Boston Globe
Boston Globe
First the good news. The Boston Globs reports this week that Massachusetts’ largest utilities have signed long-term contracts for wind generated energy from six wind farms in Maine and New Hampshire at a mere 8 cents per kilowatt hour. Which is actually cheaper than electricity from coal [10 cents/kwh], nuclear [11 cents/kwh] and solar [14 cents/kwh].

The utilities – National Grid, Northeast Utilities and Unitil Corp. – are together purchasing 565 megawatts of electricity, enough to power ~170,000 homes. The Cape Wind offshore project in Nantucket Sound is expected to serve more homes overall when it is fully on-line, but the price per kwh will be higher. As more wind projects get built, the price should even out in the face of competition, so we may all look forward to something eventually cheaper even than natural gas. Which at 6 cents per kwh is now the least expensive electricity generation technology, but that will inevitably go up as gas reserves dwindle and environmental regulation puts a crimp in the destructive practice of fracking.

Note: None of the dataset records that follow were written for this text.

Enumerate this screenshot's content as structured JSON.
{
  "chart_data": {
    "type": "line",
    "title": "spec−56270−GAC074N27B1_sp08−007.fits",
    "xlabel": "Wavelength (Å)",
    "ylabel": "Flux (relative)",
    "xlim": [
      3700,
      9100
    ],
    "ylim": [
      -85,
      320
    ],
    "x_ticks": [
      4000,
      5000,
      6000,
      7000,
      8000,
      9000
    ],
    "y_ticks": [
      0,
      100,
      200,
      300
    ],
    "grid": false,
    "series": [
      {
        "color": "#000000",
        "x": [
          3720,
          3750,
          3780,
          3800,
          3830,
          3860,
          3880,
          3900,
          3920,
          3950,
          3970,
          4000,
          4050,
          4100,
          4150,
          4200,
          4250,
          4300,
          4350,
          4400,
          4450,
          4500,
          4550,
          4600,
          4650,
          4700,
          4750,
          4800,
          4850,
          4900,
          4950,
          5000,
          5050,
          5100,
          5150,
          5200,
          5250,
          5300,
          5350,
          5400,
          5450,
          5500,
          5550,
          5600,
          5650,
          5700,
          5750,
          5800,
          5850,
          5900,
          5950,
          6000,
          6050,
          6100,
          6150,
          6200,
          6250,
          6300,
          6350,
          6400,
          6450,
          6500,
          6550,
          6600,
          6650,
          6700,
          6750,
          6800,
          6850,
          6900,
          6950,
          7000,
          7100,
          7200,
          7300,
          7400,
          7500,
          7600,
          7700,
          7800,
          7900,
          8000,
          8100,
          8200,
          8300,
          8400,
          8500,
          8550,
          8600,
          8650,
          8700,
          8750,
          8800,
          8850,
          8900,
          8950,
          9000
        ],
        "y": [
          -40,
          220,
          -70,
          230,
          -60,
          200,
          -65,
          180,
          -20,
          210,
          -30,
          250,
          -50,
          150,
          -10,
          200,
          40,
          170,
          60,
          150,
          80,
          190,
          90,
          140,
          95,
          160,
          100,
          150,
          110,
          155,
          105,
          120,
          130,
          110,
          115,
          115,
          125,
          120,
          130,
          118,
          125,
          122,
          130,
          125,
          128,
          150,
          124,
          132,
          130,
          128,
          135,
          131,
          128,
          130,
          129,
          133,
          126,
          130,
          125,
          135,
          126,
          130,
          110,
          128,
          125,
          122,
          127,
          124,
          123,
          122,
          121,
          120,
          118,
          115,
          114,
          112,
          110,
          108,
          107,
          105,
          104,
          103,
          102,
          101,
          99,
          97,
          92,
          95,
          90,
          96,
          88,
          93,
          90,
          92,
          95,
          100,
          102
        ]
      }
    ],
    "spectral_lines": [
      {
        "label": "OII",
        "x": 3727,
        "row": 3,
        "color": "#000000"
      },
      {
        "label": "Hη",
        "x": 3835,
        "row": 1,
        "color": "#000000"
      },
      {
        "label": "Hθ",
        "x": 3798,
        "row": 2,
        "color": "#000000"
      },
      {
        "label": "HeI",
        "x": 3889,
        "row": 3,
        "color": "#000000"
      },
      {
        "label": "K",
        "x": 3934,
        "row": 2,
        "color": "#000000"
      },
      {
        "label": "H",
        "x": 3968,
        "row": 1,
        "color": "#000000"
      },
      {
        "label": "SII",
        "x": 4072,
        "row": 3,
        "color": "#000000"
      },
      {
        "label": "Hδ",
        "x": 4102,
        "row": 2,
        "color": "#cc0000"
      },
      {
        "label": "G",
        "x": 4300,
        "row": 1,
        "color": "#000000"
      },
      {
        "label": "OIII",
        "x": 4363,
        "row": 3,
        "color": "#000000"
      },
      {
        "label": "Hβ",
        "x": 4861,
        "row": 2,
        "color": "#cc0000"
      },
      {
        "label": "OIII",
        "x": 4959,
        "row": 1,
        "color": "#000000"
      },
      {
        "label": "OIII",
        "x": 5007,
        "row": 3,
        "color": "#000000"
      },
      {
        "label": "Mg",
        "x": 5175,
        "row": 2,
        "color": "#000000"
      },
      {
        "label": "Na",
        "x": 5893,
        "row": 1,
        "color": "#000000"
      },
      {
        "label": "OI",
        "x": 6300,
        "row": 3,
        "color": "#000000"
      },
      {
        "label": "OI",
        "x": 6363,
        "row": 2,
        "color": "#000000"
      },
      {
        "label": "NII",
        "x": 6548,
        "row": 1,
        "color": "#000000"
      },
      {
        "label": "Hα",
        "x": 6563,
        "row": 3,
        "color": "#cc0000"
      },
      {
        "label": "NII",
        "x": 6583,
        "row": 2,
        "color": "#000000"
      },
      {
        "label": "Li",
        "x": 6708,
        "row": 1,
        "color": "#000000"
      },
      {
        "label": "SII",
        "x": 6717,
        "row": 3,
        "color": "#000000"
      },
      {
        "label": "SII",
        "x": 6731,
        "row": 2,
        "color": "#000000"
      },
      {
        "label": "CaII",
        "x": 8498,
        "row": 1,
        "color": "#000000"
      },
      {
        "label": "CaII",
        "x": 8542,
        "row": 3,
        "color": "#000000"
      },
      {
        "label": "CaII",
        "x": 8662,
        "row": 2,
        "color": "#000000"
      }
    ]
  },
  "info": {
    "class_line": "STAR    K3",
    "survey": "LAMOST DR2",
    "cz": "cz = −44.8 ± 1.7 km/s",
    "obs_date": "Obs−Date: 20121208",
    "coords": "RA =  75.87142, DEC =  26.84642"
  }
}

Wind generation has tremendous potential in the most populous regions of the country, including the Megalopolis corridor from D.C. to Boston, and in Texas and California. The entire Great Plains is ripe for wind as well as solar, and solar technologies are enjoying a hefty level of research funding to see if its costs can be brought into competitive line with wind and hydro. New storage technologies for all renewable sources are also being researched and developed apace, while coal plants are being shut down and new ones aren’t getting built.

Now for the less-than great news. Confusing and contradictory signals from the Obama administration about approval of the Keystone XL tar sands pipeline from Alberta through the heartland has a consortium of 25 environmental groups signing on to a letter to President Obama urging rejection of the project. Tar sands oil is the most environmentally damaging form of petroleum to capture and refine, making the pipeline a serious threat to efforts to battle global warming.

Groups signing on are the Natural Resources Defense Council, the League of Conservation Voters, Environmental Action, CREDO, 350.Org, Public Citizen, the Indigenous Environmental Network, the Sierra Club and others. For years groups of indigenous people in Canada and the U.S., farmers and ranchers from Nebraska to Texas and citizen activists as well as environmental organizations have protested the project.

Those of us who have chosen to live our lives in such a way as to serve as example of a more aware and involved partnership with this home planet are not usually at the forefront of civil actions pushing for better government and corporate policies related to energy, but we do need to increase our outreach to those who are on the front lines. Please do check in on groups in and near your area, maybe attend some gatherings or subscribe to newsletters, offer what you can offer to help support this important work. Even if it’s some fresh organic food, a nice place to hold a planning meeting, or an offer of shelter for participants from far flung places, we need to be part of the needed changes on as many levels as possible.

Who knows? There’s even a chance you could get to know some local/semi-locals who would love nothing better than to put in a little time on your project here and there, at planting or harvest time, maybe help with some very cool energy projects they could then use as inspiration to others along their travels and among their contacts. The real changes happen at home, not in D.C. Which seems always to be playing catch-up with what the people have already figured out for themselves. Changes that need a community’s commitment and support and labor are best done with the help of a community. So let’s get plugged in!